While standard solar cells are good at generating electricity, they aren’t as good at generating heat. However, a researcher at Michigan Technological University has created a solar cell that is good at both making electricity and capturing heat in order to warm your home and your water. Joshua Pearce, an associate professor of materials science and engineering, teamed up with Kunal Girotra from ThinSilicon in California and Michael Pathak and Stephen Harrison from Queen’s University in Canada to create the cells.
Solar photovoltaic thermal energy systems (PVTs) are capable of generating both electricity and heat; however they are much less efficient at generating heat than a stand-alone solar thermal collector. This is because the crystalline silicon that makes up these solar cells generates the most electricity at low temperatures, a problem for capturing heat. And although solar thermal applications are effective in capturing heat, the PVT systems can take up most of the space on a roof and leave no room for the thermal devices.

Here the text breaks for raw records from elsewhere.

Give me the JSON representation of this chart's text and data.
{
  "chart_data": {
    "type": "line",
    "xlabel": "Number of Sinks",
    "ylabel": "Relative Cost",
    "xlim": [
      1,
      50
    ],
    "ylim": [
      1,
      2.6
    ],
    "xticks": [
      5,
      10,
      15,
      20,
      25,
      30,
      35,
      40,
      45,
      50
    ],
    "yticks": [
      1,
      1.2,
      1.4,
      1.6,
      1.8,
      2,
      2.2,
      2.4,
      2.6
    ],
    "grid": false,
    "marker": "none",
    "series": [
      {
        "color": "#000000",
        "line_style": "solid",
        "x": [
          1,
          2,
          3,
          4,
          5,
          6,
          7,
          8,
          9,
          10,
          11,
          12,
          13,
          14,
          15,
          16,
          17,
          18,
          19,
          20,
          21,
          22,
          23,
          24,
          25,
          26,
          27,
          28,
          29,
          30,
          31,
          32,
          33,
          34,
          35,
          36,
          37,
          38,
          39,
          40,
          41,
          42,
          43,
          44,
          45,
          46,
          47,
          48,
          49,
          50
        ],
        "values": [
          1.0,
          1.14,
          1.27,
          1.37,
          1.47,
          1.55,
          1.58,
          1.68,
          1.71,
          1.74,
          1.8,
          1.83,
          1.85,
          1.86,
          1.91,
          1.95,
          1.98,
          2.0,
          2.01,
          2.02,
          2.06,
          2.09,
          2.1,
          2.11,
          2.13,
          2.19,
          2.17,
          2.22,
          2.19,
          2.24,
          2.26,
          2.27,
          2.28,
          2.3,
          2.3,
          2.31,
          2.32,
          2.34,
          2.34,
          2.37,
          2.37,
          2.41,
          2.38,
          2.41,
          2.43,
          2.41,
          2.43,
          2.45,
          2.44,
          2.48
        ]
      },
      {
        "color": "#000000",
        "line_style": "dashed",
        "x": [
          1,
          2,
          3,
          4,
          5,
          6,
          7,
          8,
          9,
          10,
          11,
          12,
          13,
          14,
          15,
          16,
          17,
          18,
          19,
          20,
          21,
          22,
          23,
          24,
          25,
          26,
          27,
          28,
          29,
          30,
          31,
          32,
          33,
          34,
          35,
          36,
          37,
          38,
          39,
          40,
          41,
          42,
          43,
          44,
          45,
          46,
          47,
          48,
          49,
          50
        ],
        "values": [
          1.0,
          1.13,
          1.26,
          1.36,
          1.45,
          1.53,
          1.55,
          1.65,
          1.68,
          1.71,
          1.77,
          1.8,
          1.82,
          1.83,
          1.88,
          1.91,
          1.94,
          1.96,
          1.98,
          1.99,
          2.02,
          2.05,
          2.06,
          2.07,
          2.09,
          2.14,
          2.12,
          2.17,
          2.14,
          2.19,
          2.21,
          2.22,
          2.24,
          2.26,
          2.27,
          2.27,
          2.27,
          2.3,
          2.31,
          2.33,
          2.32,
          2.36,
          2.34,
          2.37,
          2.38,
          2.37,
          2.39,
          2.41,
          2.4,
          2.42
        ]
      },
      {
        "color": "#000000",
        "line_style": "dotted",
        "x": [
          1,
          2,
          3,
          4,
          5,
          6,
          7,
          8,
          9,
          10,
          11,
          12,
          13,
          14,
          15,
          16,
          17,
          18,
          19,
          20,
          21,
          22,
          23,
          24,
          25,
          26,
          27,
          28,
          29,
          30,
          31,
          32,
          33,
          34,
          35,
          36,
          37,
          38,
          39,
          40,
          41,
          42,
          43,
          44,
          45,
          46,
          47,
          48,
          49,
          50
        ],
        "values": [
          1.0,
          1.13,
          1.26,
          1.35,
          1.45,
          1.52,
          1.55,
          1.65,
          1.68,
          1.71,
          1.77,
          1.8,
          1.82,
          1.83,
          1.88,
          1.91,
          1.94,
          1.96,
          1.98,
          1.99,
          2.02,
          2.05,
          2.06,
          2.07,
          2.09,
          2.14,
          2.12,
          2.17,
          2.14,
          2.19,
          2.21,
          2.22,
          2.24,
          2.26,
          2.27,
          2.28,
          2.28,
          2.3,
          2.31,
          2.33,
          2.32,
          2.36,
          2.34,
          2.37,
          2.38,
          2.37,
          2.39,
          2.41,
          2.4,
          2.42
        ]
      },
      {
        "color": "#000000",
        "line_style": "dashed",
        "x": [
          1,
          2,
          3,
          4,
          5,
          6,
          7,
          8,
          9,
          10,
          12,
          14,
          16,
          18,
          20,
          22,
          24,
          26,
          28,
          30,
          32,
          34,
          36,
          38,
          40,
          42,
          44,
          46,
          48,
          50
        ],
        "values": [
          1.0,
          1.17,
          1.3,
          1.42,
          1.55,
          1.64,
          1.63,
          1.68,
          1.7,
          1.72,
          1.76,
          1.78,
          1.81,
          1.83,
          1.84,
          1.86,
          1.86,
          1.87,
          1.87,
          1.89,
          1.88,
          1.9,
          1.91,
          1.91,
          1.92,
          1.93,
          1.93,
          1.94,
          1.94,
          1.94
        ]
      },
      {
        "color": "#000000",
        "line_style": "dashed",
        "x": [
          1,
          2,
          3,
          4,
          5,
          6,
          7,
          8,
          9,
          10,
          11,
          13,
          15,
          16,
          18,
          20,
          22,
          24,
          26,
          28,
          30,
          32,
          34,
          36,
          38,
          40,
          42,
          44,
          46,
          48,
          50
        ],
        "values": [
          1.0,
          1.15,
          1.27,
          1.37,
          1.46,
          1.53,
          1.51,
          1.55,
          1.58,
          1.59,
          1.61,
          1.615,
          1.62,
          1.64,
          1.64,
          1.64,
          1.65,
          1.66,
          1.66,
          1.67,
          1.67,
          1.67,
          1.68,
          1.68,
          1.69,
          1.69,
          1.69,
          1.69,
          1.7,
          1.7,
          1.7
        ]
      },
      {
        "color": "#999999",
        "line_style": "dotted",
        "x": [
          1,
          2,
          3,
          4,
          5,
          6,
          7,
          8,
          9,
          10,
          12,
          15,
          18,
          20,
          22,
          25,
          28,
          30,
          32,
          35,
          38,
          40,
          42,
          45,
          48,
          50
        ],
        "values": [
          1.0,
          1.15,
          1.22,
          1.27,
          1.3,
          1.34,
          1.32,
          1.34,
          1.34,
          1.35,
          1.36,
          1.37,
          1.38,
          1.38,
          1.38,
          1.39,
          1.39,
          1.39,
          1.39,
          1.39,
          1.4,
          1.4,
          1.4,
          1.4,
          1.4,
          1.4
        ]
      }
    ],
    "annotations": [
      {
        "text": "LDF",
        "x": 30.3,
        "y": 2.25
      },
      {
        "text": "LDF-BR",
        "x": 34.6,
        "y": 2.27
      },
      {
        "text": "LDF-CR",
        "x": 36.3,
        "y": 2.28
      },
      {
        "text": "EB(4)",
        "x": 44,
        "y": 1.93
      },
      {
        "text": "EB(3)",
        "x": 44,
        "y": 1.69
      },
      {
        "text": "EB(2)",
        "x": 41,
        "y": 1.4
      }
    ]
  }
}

Pearce and his team have created new solar panels out of amorphous silicon, or thin-film silicon, instead of the standard crystalline silicon. This type of silicon does not have the capability of creating as much electricity; however they are lighter, flexible, cheaper and have a greener footprint. The problem with using this material in the past has been its vulnerability to something known as the Staebler-Wronski effect.
“That means that their efficiency drops when you expose them to light—pretty much the worst possible effect for a solar cell,” Pearce explains.
But by incorporating thin-film silicon into a new type of PVT, Pearce and his team were able to figure out a way around the effect. They found that by heating the material to temperatures near the boiling point of water, they were able to create thicker cells that overcame the Staebler-Wronski effect. After applying the silicon to solar thermal energy collectors, they were able to increase the electrical efficiency by more than 10%. This means that a PVT system made with thin-film silicon would have increased thermal and electrical capture, so both types of energy could be generated with one system.
“They give you the most usable solar energy per square foot of roof space,” Pearce said. “I think that 20 years from now, every roof will be made of integrated PVT.”